Breast augmentation
Breast enlargement is achieved by positioning an implant behind
the breast. The implant can be placed directly behind the breast
tissue or under the chest wall muscle. The surgical incision can be
placed in the fold under the breast, around the areola or in the
armpit. There is a range of implants available to suit different
situations. They all have an outer layer of silicone and can be
filled with either silicone gel or saline.

Capsular contracture - The breast tissue around the implant can
react by thickening and hardening as it treats the prosthesis as a
foreign body and tries to wall it off. This causes pain and changes
the shape of the breast as the implant is distorted by the capsular
tissue. the capsule can be broken down by the surgeon by applying
firm pressure. This is called a closed capsulotomy. In severe
cases the capsule has to be excised and the implant
replaced.
Migration - The implant can move from it's
original position resulting in a change in the shape of the breast.
This problem will require further surgery to reposition the
prosthesis.
Infection - the tissue around the implant can
become infected. Response to antibiotics may be slow and
occasionally the implant has to be removed to allow the tissue to
heal properly.
Rupture - The lining of the implant can burst
allowing silicone gel to ooze into the breast tissue. This can
cause tender lumps in the breast called silicone granulomas.The
implant will have to be removed or replaced.
Assessing breast problems in women with implants
The number of women with breast implants is increasing rapidly. In
Australia it is estimated that 6000 breast augmentation procedures
are performed annually. In addition approximately 3000 women
undergo removal or replacement of their implants. These figures do
not include the many patients who have implants inserted for breast
reconstruction after mastectomy.
Medsafe
Information on Implants
American
FDA Information on implants
Implants create three different possible challenges for the
breast surgeon.
First is the assessment of breast symptoms.
Second the challenge of breast screening/ surveillance.
Thirdly the diagnosis and management of specific implant related
problems.
Breast assessment can be difficult in these women.
Clinical examination and mammography are both limited.

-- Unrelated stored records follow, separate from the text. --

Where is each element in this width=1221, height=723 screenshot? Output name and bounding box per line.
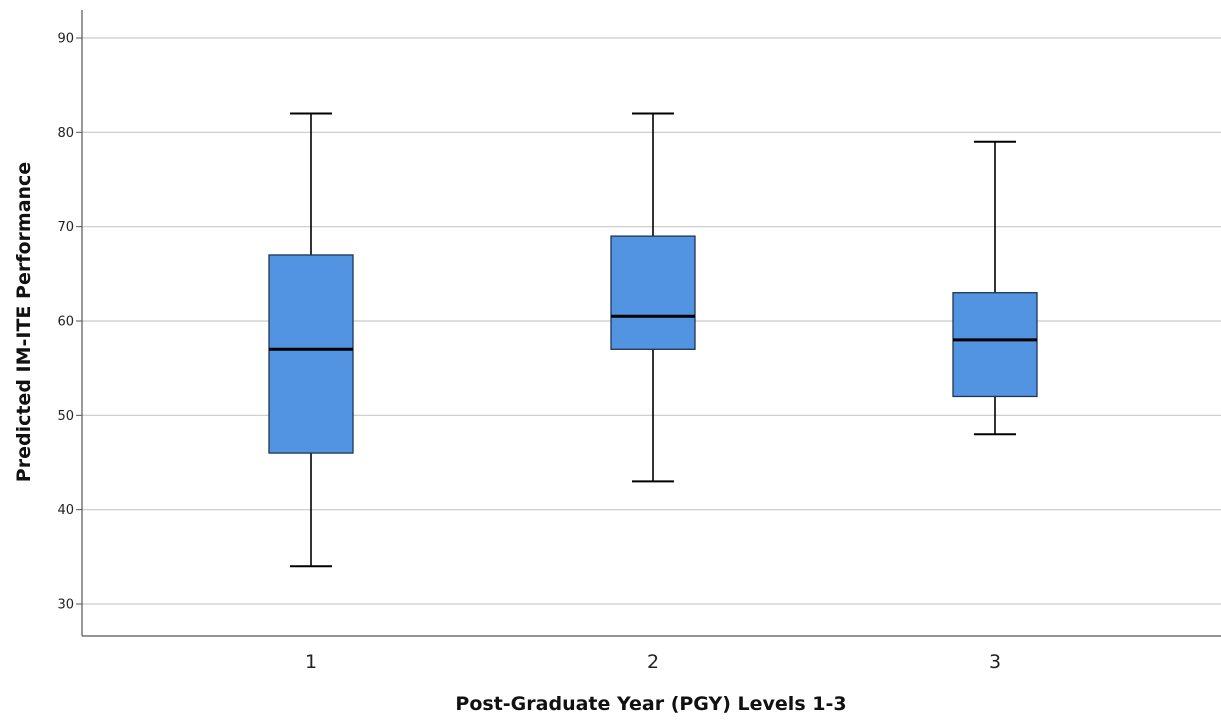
y-tick-labels: 30 40 50 60 70 80 90 [57,32,74,613]
y-tick-label-80: 80 [57,126,74,141]
axes [76,10,1221,637]
box-group-2 [610,112,696,483]
x-tick-label-3: 3 [989,651,1001,673]
x-tick-labels: 1 2 3 [305,651,1001,673]
iqr-box-2 [610,235,696,350]
iqr-box-3 [952,292,1038,398]
y-tick-label-40: 40 [57,503,74,518]
box-group-3 [952,140,1038,436]
y-axis-title: Predicted IM-ITE Performance [13,162,35,482]
iqr-box-1 [268,254,354,454]
x-axis-title: Post-Graduate Year (PGY) Levels 1-3 [455,693,846,715]
y-tick-label-50: 50 [57,409,74,424]
x-tick-label-2: 2 [647,651,659,673]
box-group-1 [268,112,354,568]
y-tick-label-30: 30 [57,598,74,613]
y-tick-label-90: 90 [57,32,74,47]
y-tick-label-60: 60 [57,315,74,330]
y-tick-label-70: 70 [57,220,74,235]
x-tick-label-1: 1 [305,651,317,673]
boxes [268,112,1038,568]
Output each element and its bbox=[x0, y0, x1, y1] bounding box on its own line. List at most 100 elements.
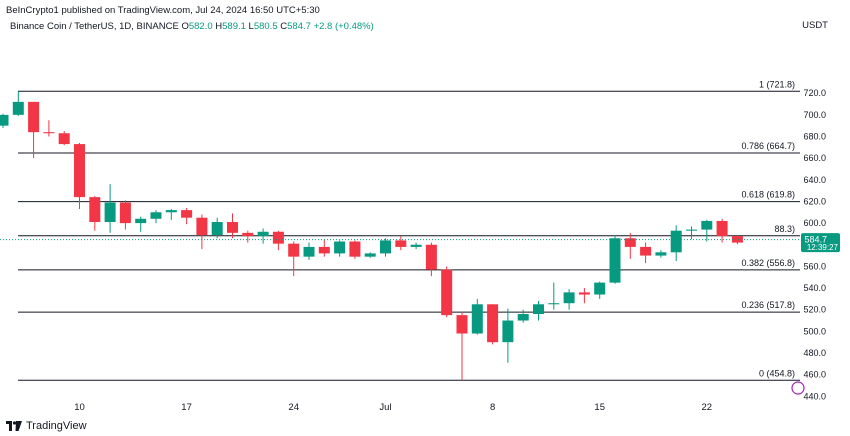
candle-body[interactable] bbox=[104, 202, 116, 223]
y-tick-label: 680.0 bbox=[803, 132, 826, 142]
y-tick-label: 720.0 bbox=[803, 88, 826, 98]
last-price-tag: 584.712:39:27 bbox=[801, 233, 840, 253]
candle-body[interactable] bbox=[181, 210, 193, 218]
candle-body[interactable] bbox=[364, 253, 376, 257]
currency-label[interactable]: USDT bbox=[802, 20, 828, 31]
close-value: 584.7 bbox=[287, 21, 311, 32]
fib-level-label: 1 (721.8) bbox=[759, 79, 795, 89]
price-tag-value: 584.7 bbox=[804, 235, 827, 245]
alert-icon[interactable] bbox=[791, 381, 805, 395]
high-label: H bbox=[215, 21, 223, 32]
x-tick-label: Jul bbox=[379, 402, 391, 413]
candle-body[interactable] bbox=[43, 132, 55, 134]
candle-body[interactable] bbox=[12, 101, 24, 115]
candle-body[interactable] bbox=[624, 238, 636, 247]
candle-body[interactable] bbox=[196, 217, 208, 236]
candle-body[interactable] bbox=[487, 304, 499, 343]
fibonacci-retracement[interactable]: 1 (721.8) 0.786 (664.7) 0.618 (619.8) 88.3)… bbox=[18, 79, 800, 381]
x-tick-label: 24 bbox=[288, 402, 299, 413]
candle-body[interactable] bbox=[578, 292, 590, 295]
candles-layer bbox=[0, 91, 800, 381]
open-value: 582.0 bbox=[188, 21, 213, 32]
close-label: C bbox=[280, 21, 288, 32]
candle-body[interactable] bbox=[410, 244, 422, 247]
publisher-caption: BeInCrypto1 published on TradingView.com… bbox=[6, 5, 320, 16]
x-tick-label: 22 bbox=[702, 402, 713, 413]
y-tick-label: 560.0 bbox=[803, 261, 826, 271]
x-tick-label: 17 bbox=[181, 402, 192, 413]
candle-body[interactable] bbox=[89, 197, 101, 223]
candle-body[interactable] bbox=[303, 246, 315, 257]
price-tag-box bbox=[801, 233, 840, 253]
candle-body[interactable] bbox=[594, 282, 606, 295]
candle-body[interactable] bbox=[731, 236, 743, 243]
high-value: 589.1 bbox=[222, 21, 246, 32]
y-tick-label: 700.0 bbox=[803, 110, 826, 120]
fib-level-label: 0.382 (556.8) bbox=[741, 258, 795, 268]
y-tick-label: 660.0 bbox=[803, 153, 826, 163]
tradingview-logo-icon bbox=[6, 421, 22, 431]
price-axis[interactable]: 440.0460.0480.0500.0520.0540.0560.0580.0… bbox=[803, 88, 826, 401]
price-tag-countdown: 12:39:27 bbox=[807, 243, 839, 252]
y-tick-label: 480.0 bbox=[803, 348, 826, 358]
candle-body[interactable] bbox=[211, 222, 223, 236]
candle-body[interactable] bbox=[701, 220, 713, 230]
candle-body[interactable] bbox=[380, 240, 391, 254]
y-tick-label: 520.0 bbox=[803, 305, 826, 315]
candle-body[interactable] bbox=[349, 241, 361, 257]
x-tick-label: 15 bbox=[594, 402, 605, 413]
candle-body[interactable] bbox=[150, 212, 162, 219]
candle-body[interactable] bbox=[119, 202, 131, 224]
fib-level-label: 0.236 (517.8) bbox=[741, 300, 795, 310]
candle-body[interactable] bbox=[242, 232, 254, 237]
footer: TradingView bbox=[6, 420, 87, 432]
open-label: O bbox=[181, 21, 189, 32]
candle-body[interactable] bbox=[74, 144, 85, 198]
candle-body[interactable] bbox=[272, 231, 284, 244]
candle-body[interactable] bbox=[425, 244, 437, 270]
candle-body[interactable] bbox=[334, 241, 346, 254]
y-tick-label: 540.0 bbox=[803, 283, 826, 293]
candle-body[interactable] bbox=[670, 230, 682, 253]
candle-body[interactable] bbox=[640, 246, 652, 256]
symbol-name[interactable]: Binance Coin / TetherUS, 1D, BINANCE bbox=[10, 21, 179, 32]
candle-body[interactable] bbox=[609, 238, 621, 283]
low-value: 580.5 bbox=[253, 21, 278, 32]
candle-body[interactable] bbox=[257, 231, 269, 237]
y-tick-label: 500.0 bbox=[803, 326, 826, 336]
candle-body[interactable] bbox=[548, 303, 560, 305]
candle-body[interactable] bbox=[165, 210, 177, 213]
y-tick-label: 440.0 bbox=[803, 391, 826, 401]
time-axis[interactable]: 10 17 24 Jul 8 15 22 bbox=[74, 402, 712, 413]
fib-level-label: 0.618 (619.8) bbox=[741, 190, 795, 200]
change-value: +2.8 (+0.48%) bbox=[313, 21, 374, 32]
fib-level-label: 0.786 (664.7) bbox=[741, 141, 795, 151]
candle-body[interactable] bbox=[716, 220, 728, 237]
fib-level-label: 0 (454.8) bbox=[759, 368, 795, 378]
fib-level-label: 88.3) bbox=[774, 224, 795, 234]
candle-body[interactable] bbox=[655, 252, 667, 256]
candle-body[interactable] bbox=[395, 240, 407, 247]
candle-body[interactable] bbox=[58, 133, 70, 145]
candle-body[interactable] bbox=[135, 218, 147, 224]
candle-body[interactable] bbox=[517, 314, 529, 321]
candle-body[interactable] bbox=[533, 304, 544, 315]
candle-body[interactable] bbox=[441, 269, 453, 316]
low-label: L bbox=[248, 21, 254, 32]
footer-brand[interactable]: TradingView bbox=[26, 420, 87, 432]
candle-body[interactable] bbox=[288, 243, 300, 257]
candle-body[interactable] bbox=[0, 114, 9, 126]
y-tick-label: 620.0 bbox=[803, 196, 826, 206]
y-tick-label: 460.0 bbox=[803, 370, 826, 380]
candle-body[interactable] bbox=[471, 304, 483, 334]
candle-body[interactable] bbox=[227, 222, 238, 233]
candle-body[interactable] bbox=[563, 292, 575, 304]
candle-body[interactable] bbox=[318, 246, 330, 254]
candle-body[interactable] bbox=[456, 315, 468, 334]
candle-body[interactable] bbox=[686, 229, 697, 231]
x-tick-label: 10 bbox=[74, 402, 85, 413]
candle-body[interactable] bbox=[28, 101, 40, 133]
y-tick-label: 600.0 bbox=[803, 218, 826, 228]
candle-body[interactable] bbox=[502, 320, 514, 343]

The presence of implants should not however delay appropriate
investigation.
Triple assessment consisting of clinical examination, imaging
and biopsy, is required. Ultrasound assisted clinical examination
within the breast centre environment is the ideal way to initiate
assessment. It allows us to distinguish solid from cystic lesions
and the ultrasound findings usually permit categorisation of lumps
as benign, indeterminate or suspicious. It clarifies the position
of the implant relative to the pectoral muscle and gives an
indication of how close the abnormality lies to the implant.
Breast implants are radio-opaque. Mammography is difficult and is
less reliable in this situation as it is not easy to apply
compression or to displace the breast tissue off the implant. If
the presenting complaint is pain or discomfort the patient may be
understandably concerned about the possibility of compression
aggravating her symptoms or rupturing the implant. A
sensitive and well trained radiographer who takes time to explain
things, and demonstrates awareness of the women's concerns can make
a dramatic difference to the quality of the images and the patients
tolerance of the procedure.
Cysts are easily identified and can be drained under ultrasound
guidance. Solid lumps require a biopsy to establish a tissue
diagnosis. Ultrasound guided needle biopsy minimises the risk of
damage to the implant. If excision biopsy or wire localisation is
required it is important to discuss the possibility of damage to
the implant. A pre-operative diagnosis should be obtained whenever
possible to allow optimal planning of the surgical procedure.